8. A computer system that executes a load instruction for loading data from an adapter, the computer system comprising:

a machine instruction obtaining component for obtaining a machine instruction for execution, the machine instruction defined for computer execution according to a computer architecture, the machine instruction comprising:

identifying a loaded opcode field from the adapter instruction;

an execution component for executing the machine instruction, comprising:

a function table entry obtainer for obtaining a function table entry associated with the adapter using the function handle;

a data address obtainer for obtaining a data address of the adapter using at least one of the information in the function table entry and the offset; and

a data retrieval component for retrieving data from a particular location in the address space identified by the designation of the address space, wherein the particular location is identified by the data address of the adapter.

9. The computer system of claim 8, wherein the address space to be accessed is one of a memory space or an I/O space, and wherein obtaining the data address comprises: the data address is obtained using one or more parameters of a function table entry.

10. The computer system of claim 9, wherein the data address obtainer for obtaining the data address of the adapter using at least one of the offset and information in the function table entry comprises: means for adding the value of the base address register of the function table entry to the offset to obtain the data address.

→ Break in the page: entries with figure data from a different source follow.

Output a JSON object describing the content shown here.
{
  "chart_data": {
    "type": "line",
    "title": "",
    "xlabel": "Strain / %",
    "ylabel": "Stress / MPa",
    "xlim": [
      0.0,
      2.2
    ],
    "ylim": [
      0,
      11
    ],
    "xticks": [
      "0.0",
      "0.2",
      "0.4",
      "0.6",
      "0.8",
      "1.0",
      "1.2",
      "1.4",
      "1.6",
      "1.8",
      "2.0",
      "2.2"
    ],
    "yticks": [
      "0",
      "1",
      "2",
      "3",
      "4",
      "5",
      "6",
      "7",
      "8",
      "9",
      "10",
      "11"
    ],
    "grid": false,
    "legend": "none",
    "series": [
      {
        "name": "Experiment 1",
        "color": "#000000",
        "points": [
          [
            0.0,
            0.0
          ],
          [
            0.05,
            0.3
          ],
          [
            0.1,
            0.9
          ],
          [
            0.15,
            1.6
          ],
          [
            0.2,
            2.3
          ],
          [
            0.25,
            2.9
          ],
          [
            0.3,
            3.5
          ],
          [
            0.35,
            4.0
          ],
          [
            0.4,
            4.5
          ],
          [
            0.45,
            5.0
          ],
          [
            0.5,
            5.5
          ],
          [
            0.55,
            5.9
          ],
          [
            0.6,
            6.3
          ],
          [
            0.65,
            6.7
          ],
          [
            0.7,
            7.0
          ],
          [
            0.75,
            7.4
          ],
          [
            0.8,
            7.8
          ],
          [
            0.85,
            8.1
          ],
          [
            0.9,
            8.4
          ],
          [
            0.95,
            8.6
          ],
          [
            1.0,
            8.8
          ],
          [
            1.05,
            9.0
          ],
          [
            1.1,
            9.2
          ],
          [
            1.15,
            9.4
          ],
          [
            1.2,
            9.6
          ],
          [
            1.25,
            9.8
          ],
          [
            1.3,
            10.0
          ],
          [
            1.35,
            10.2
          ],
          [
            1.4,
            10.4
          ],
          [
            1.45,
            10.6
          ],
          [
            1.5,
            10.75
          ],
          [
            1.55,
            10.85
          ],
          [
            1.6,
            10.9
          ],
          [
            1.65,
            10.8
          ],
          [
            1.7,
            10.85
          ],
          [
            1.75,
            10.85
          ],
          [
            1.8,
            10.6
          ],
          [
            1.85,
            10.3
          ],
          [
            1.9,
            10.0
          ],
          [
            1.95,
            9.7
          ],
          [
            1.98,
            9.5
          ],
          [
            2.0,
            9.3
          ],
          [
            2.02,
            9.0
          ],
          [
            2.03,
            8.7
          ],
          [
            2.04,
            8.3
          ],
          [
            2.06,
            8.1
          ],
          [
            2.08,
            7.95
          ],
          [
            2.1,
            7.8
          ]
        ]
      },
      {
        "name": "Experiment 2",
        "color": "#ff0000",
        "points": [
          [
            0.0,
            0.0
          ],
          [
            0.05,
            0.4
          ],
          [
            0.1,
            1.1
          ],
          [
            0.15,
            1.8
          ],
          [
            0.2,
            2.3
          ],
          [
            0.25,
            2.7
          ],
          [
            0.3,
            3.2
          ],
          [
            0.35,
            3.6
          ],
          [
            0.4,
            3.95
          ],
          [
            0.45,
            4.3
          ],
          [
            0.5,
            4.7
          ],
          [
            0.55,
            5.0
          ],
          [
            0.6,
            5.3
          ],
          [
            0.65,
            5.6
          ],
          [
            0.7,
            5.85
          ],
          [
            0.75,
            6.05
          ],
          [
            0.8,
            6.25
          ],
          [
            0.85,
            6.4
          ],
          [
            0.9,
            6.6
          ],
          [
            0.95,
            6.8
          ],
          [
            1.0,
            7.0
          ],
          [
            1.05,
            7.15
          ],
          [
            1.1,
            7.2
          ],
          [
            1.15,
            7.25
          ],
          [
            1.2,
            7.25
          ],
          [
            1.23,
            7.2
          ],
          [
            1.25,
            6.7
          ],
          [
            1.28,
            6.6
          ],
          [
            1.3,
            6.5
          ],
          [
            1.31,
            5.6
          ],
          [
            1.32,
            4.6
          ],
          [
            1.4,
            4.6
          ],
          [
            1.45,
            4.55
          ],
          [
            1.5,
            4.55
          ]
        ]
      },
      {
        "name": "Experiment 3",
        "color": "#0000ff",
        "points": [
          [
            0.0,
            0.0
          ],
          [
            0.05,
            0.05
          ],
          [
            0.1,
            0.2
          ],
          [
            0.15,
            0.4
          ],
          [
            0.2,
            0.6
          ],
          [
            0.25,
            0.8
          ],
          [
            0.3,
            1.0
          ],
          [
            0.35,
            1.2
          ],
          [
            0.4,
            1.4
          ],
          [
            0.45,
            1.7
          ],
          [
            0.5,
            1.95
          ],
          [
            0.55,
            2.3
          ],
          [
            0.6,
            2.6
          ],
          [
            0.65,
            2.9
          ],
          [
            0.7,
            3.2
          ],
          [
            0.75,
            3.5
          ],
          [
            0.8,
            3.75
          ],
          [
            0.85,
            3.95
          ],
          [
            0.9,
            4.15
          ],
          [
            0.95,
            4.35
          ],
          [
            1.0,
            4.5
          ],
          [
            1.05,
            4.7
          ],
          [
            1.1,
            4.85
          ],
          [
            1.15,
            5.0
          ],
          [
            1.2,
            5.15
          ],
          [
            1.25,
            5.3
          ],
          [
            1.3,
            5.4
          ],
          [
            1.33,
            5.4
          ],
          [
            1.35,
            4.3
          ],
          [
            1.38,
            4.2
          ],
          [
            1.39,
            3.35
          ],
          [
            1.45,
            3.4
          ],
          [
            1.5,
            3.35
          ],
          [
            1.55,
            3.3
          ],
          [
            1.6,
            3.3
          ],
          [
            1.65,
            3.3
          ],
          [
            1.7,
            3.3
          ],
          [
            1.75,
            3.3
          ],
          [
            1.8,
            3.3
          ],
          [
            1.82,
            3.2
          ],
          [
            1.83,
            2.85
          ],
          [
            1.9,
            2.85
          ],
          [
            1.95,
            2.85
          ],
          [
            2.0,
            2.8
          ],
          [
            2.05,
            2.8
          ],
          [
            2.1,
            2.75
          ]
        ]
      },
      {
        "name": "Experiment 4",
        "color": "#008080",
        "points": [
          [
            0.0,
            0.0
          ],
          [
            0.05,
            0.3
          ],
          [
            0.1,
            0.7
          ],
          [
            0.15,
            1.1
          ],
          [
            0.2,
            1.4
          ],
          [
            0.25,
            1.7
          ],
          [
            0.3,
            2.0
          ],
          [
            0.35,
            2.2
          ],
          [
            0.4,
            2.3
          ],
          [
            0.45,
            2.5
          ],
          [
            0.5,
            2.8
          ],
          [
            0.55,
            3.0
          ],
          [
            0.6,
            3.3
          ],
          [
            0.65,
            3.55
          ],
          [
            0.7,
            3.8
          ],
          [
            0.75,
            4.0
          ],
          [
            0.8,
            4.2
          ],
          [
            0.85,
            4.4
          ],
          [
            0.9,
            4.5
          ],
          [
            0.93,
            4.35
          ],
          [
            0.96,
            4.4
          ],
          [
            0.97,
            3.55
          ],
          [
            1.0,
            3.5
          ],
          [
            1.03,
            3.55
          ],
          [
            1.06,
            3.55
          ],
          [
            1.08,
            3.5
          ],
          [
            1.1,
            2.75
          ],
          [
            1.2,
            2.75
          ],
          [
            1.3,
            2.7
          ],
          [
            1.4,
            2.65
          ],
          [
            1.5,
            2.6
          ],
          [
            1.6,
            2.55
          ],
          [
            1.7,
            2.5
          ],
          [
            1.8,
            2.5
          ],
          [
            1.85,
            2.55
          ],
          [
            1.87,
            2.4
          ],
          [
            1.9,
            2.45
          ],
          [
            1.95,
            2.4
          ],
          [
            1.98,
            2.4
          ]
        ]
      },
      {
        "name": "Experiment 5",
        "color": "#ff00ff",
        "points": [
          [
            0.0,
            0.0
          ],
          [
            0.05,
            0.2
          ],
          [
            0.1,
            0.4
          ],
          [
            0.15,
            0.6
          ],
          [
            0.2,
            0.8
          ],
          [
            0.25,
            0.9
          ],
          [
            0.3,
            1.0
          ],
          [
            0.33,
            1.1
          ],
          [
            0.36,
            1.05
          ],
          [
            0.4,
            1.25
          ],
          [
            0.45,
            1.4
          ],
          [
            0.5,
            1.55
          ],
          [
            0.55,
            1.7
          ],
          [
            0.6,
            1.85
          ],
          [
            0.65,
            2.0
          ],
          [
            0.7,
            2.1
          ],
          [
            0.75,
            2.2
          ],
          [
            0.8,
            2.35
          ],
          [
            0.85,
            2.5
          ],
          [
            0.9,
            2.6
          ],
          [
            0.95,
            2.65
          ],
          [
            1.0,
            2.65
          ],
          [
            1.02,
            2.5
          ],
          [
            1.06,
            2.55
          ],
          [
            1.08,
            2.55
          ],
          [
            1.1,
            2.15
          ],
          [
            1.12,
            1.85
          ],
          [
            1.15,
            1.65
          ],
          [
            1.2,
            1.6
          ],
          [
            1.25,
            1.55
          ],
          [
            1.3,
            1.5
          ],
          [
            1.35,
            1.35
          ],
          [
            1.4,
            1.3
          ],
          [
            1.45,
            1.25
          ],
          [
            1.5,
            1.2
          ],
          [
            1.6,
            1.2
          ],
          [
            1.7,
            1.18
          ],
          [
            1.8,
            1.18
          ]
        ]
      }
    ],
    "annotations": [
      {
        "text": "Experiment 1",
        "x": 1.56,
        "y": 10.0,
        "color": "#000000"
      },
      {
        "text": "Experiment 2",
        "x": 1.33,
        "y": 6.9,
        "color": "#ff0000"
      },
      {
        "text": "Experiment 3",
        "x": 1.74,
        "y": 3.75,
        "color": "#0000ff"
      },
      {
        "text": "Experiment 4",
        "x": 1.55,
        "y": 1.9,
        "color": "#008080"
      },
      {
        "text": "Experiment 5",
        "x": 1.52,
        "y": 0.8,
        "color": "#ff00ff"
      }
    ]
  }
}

11. The computer system of claim 8, wherein the address space to be accessed is a configuration space, and wherein the data address is an offset provided by an instruction, the offset identifying a register number in the configuration space.

12. The computer system of claim 8, wherein the execution component for executing the machine instruction further comprises means for placing data to a first location specified by an instruction.

13. The computer system of claim 12, wherein the content of the second location comprises an amount of data to be retrieved.

14. The computer system of claim 8, wherein the instructions are executed based on an adapter architecture.